Johanna Sebauer gibt dem Bachmannpreis-Publikum ein Gurkerl

++ HANDOUT ++ Johanna Sebauer liest beim Bachmann-Preis
Mit einem ungewöhnlichen Porträtvideo präsentiert sich Johanna Sebauer vor ihrem Antreten beim Bachmann-Preis. In einer Buchhandlung im Hamburger Stadtteil Niendorf Nord kauft sie ein großes Glas mit Gewürzgurken und spricht danach darüber, dass sie versuchen wolle, dem Gurkerl adäquate Repräsentanz in der Literatur verschaffen zu wollen. Dem Gurkerl wird man beim Wettlesen in Klagenfurt wiederbegegnen, versichert die Österreicherin im Gespräch mit der APA.

Vor einiger Zeit habe sie bei einem Flug ihre Flugangst mit der Erfindung einer Gurken-Geschichte bekämpft, erzählt die in Hamburg lebende Wienerin von der Initialzündung ihrer literarischen Gemüseoffensive. Die Gurkerl-Idee hat sich zur veritablen Kurzgeschichte ausgewachsen, in der durch eine Verkettung unglücklicher Umstände die Gesellschaft gespalten wird - in Gegner und Befürworter des länglichen Kürbisgewächses. Juror Klaus Kastberger war begeistert und lud Sebauer zum Wettlesen ein.

Ob sich Publikum und Jury vom Gurkerl nun gepflanzt fühlen werden oder ob sie am Wörthersee reiche Ernte einfahren wird: Einen Hang zur Skurrilität hat Johanna Sebauer schon im Vorjahr mit ihrem Debütroman "Nincshof" bewiesen. Die Geschichte eines kleinen burgenländischen Dorfs an der österreichisch-ungarischen Grenze, das von der ganzen Welt vergessen werden möchte, punktet mit jeder Menge Einfällen und einer fantasievollen Melange aus Heimatverbundenheit und Anarchismus. Vier Auflagen und zumindest 20.000 verkaufte Exemplare waren weit mehr, als sich die Newcomerin erträumen konnte.
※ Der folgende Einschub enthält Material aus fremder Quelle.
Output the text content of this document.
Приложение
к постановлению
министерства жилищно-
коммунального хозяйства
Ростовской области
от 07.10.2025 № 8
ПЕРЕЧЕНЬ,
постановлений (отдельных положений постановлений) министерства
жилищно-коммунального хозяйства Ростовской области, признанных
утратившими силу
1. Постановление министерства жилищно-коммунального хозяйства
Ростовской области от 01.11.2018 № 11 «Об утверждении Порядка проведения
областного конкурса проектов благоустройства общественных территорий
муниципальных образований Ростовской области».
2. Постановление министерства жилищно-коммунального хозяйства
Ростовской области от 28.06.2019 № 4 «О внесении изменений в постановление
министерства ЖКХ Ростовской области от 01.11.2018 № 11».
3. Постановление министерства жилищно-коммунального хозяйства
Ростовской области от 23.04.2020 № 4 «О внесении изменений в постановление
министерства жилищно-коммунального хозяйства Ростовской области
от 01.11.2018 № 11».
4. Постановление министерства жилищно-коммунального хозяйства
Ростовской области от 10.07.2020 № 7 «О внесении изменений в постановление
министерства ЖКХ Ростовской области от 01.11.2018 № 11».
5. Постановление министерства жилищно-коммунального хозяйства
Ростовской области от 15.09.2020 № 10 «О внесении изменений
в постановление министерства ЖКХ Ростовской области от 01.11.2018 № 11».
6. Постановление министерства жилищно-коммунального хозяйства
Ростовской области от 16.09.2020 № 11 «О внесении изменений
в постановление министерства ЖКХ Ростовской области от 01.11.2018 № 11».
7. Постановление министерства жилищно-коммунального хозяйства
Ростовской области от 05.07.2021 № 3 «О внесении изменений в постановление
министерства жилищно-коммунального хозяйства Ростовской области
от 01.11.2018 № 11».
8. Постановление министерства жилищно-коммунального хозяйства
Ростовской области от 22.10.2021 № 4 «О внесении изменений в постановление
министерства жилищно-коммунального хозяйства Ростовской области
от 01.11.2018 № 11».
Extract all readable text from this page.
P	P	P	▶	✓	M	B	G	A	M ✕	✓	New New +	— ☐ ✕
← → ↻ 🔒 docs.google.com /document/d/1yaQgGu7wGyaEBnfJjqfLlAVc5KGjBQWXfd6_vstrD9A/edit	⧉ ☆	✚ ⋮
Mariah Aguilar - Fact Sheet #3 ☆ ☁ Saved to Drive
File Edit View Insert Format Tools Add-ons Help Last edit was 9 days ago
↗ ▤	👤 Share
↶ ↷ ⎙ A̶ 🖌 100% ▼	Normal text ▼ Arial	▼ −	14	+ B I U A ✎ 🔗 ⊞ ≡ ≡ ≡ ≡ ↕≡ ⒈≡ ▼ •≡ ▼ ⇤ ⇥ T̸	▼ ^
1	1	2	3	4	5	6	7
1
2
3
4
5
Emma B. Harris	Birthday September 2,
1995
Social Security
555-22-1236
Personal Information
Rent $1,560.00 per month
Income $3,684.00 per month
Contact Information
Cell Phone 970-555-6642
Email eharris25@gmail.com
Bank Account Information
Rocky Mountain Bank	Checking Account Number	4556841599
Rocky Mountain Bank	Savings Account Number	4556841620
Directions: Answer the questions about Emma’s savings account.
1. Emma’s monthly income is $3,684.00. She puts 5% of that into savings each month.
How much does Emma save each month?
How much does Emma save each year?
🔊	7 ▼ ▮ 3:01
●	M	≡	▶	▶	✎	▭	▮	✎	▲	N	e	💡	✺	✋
Zum Drüberstreuen gab es noch den Debütpreis des Harbour-Front-Festivals in ihrer Wahlheimat.

Nach Hamburg hat es die 1988 geborene Wienerin, die im Burgenland aufgewachsen ist, des Studiums wegen verschlagen. Doch aus Johanna Sebauer wurde trotz fundierter Ausbildung und einiger einschlägiger Praktika doch keine Journalistin. "Ich hab' mich dem nicht gewachsen gefühlt und gemerkt, es ist doch nicht meine Welt. Ich dachte, ich bin nicht meinungsstark genug. Heute wäre das vermutlich anders." Doch heute ist sie glücklich in der Wissenschaftskommunikation und mit einer 70-Prozent-Stelle als Öffentlichkeitsarbeiterin für das Leibniz-Institut für Medienforschung tätig, wo sie u.a. einmal monatlich mit Kollegen einen Podcast gestaltet und von der wissenschaftlichen Seite her mitbekommt, wie rasant sich die Medienwelt derzeit im Umbruch befindet. Da scheint ihr der lange Atem des literarischen Schreibens ungleich mehr zu behagen.

Schon vor einem Jahr hätte es die Frage ihres Verlags gegeben, ob sie nicht mit einem Auszug aus "Nincshof" in Klagenfurt antreten wolle, erzählt Sebauer. Damals habe sie noch gekniffen, "aber heute fühle ich mich bereit". Mit verantwortlich dafür ist der "totale Spaß", den sie im vergangenen Jahr bei Lesungen aus ihrem Buch hatte - durchschnittlich einmal pro Woche. "Das war anstrengend, aber auch wunderschön. Wann hat man schon so viel schöne Aufmerksamkeit für das, was man macht?" Beim Bachmann-Preis zum Beispiel. "Das ist so ziemlich die größte Bühne, die man als Autorin bekommen kann. Ich bin schon stolz auf mich, dass ich mich das traue. Und ich würde lügen, wenn ich sagen würde: Ich will das nicht gewinnen."

Johanna Sebauer freut sich schon auf ihre Lesung. "Es ist ein bisschen wie bei der Matura." Wer, bitte, freut sich auf seine Matura? "Na ja, wer sich gut vorbereitet fühlt ...", lacht Johanna Sebauer. In Vorbereitung befindet sich übrigens auch ein nächster Roman. Doch nur 30, 40 Seiten gibt es schon auf dem Papier. "Der ganze Rest ist noch in meinem Kopf. Es wird also bestimmt noch dauern."